ISO-NE FERC Order 1000

“For example the assumptions made about generation dispatch in the minimum interconnection standard versus the capacity capability interconnection standard will drive different levels of upgrades,” he said.

“We would encourage NECSCOE … to talk about how … it’s not necessarily needed that the system be designed for the peak day with generation at nameplate rating and the interconnection at New Brunswick flowing at the 1,000-MW [limit]. … What’s more important is that over the 8,760 hours [per year], the generation is generally deliverable into the market. This requires us to look at it differently, such that we’re not building transmission to necessarily meet the worst-case situation — that there’s recognition that at some points in time there’s likely to be some congestion and people can live with that given the cost to overcome it.”

Untangling from CPP

In his environmental regulatory update, ISO-NE’s Patricio Silva gave the PAC a briefing on what he said were the steep challenges facing the Trump administration’s plan to scuttle EPA’s Clean Power Plan.
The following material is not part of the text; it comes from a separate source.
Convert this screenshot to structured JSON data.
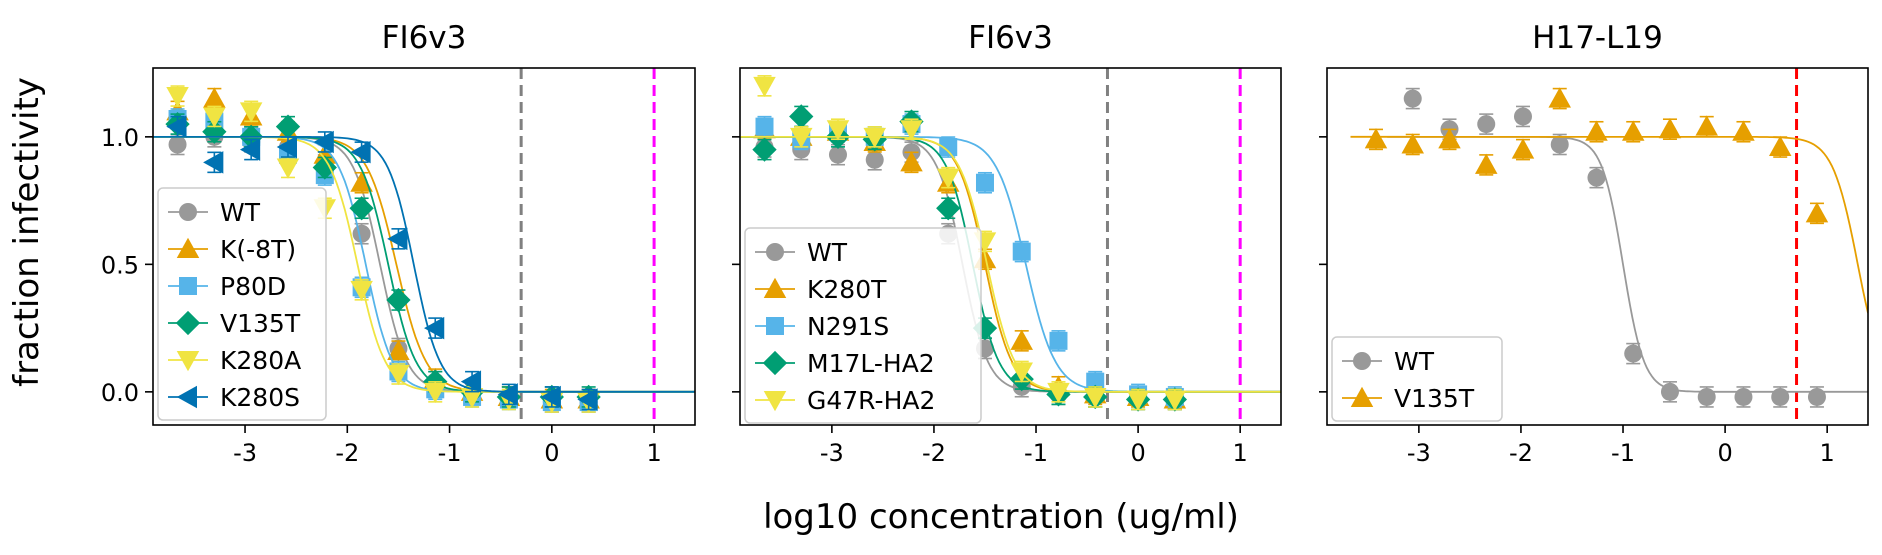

Silva noted that EPA acted following its 2009 finding that greenhouse gas emissions present a threat to public health and welfare and that the agency had a duty to act.

“It’s a final rule. Withdrawing the finding requires an additional rulemaking and they have to offer a justification to essentially counter the existing regulatory record,” he said. “This approach presents a variety of legal hurdles and some administrative rulemaking hurdles. It is not clear that this would succeed. There are ample example of litigation where such approaches came to naught.”

Successfully withdrawing the endangerment finding would eliminate EPA’s rationale for regulating emissions from existing generators under Clean Air Act Section 111(d) and new units under Section 111(b).

Silva said that could pose a new risk to generators, who have been protected from private litigation over GHG emissions by the Supreme Court’s 2011 American Electric Power vs. Connecticut decision, which said EPA’s regulatory authority over emissions precluded any “private right of action.”

“If EPA determines they do not have the authority under 111, the decision in AEP vs. Connecticut seems to imply … that generators could subsequently be subject to private litigation,” Silva said. “This is a very complicated area of law and regulation that is fraught with significant risk for existing and new generators. … Many of my counterparts at the other ISO/RTOs are watching this matter with a great deal of focus for the potential impacts.”